Early results from a study suggest that patients with chronic conditions benefit greatly when pharmacist teams serve as their primary caregivers. The study and the preliminary results were described in an article published on April 15, 2014, in the Los Angeles Register.
 
In the study, which is run by the USC School of Pharmacy and funded by the Centers for Medicare and Medicaid Services, teams consisting of a clinical pharmacist, a pharmacy resident, and a pharmacy technician care for patients with conditions such as diabetes and hypertension.

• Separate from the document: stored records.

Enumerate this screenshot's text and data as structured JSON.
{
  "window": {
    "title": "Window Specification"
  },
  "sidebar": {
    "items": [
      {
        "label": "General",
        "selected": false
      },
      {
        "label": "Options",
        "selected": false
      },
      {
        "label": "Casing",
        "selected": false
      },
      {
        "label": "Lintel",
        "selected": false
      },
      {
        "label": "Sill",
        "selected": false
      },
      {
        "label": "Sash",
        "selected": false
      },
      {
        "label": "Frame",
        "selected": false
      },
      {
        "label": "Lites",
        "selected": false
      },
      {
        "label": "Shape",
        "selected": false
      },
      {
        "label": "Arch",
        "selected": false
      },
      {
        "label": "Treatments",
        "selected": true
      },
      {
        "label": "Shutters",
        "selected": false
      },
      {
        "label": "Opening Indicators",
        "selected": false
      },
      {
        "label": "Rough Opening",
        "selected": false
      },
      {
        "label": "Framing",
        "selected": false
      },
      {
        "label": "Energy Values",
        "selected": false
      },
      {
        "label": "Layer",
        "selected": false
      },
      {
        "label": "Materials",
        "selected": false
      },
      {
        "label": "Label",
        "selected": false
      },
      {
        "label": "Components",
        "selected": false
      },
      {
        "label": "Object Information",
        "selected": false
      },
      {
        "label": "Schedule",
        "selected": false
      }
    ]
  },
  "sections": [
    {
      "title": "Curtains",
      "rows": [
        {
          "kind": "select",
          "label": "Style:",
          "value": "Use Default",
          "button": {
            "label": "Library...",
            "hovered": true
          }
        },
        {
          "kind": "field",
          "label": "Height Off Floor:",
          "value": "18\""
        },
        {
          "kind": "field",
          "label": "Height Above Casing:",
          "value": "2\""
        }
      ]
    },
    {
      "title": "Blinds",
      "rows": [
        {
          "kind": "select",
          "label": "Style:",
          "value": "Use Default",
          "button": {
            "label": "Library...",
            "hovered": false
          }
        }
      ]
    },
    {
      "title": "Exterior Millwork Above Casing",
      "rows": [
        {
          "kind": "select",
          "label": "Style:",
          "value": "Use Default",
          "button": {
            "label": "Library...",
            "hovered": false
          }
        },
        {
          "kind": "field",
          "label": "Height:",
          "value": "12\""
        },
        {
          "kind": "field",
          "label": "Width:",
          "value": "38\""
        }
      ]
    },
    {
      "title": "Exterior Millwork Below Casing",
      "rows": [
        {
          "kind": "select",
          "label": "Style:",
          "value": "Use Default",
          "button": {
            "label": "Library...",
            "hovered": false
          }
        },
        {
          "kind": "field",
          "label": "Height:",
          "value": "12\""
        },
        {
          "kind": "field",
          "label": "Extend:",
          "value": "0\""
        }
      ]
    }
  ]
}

This involves calling patients in for clinic visits, making house calls, monitoring patients’ blood pressure and blood sugar, adjusting medications when needed, and monitoring patients’ overall level of health.
 
The study began in October 2012 at 5 clinics run by AltaMed Health Services Corp in underserved areas of Southern California and has since been expanded to 11 clinics. It is scheduled to run for 3 years. Preliminary results have found that almost 90% of patients with hypertension got their blood pressure under control within 45 days of working with a pharmacist, and diabetes patients whose blood sugar levels were elevated were twice as likely to get them under control within 6 months if they were working with the pharmacist team. In the first 11 months of the study, pharmacists corrected 19,696 medication problems in 1993 patients, and more than 2000 of these problems were deemed potentially dangerous to patients. Finally, the hospitalization rate is projected to decrease by 25% for the approximately 6000 patients in the study.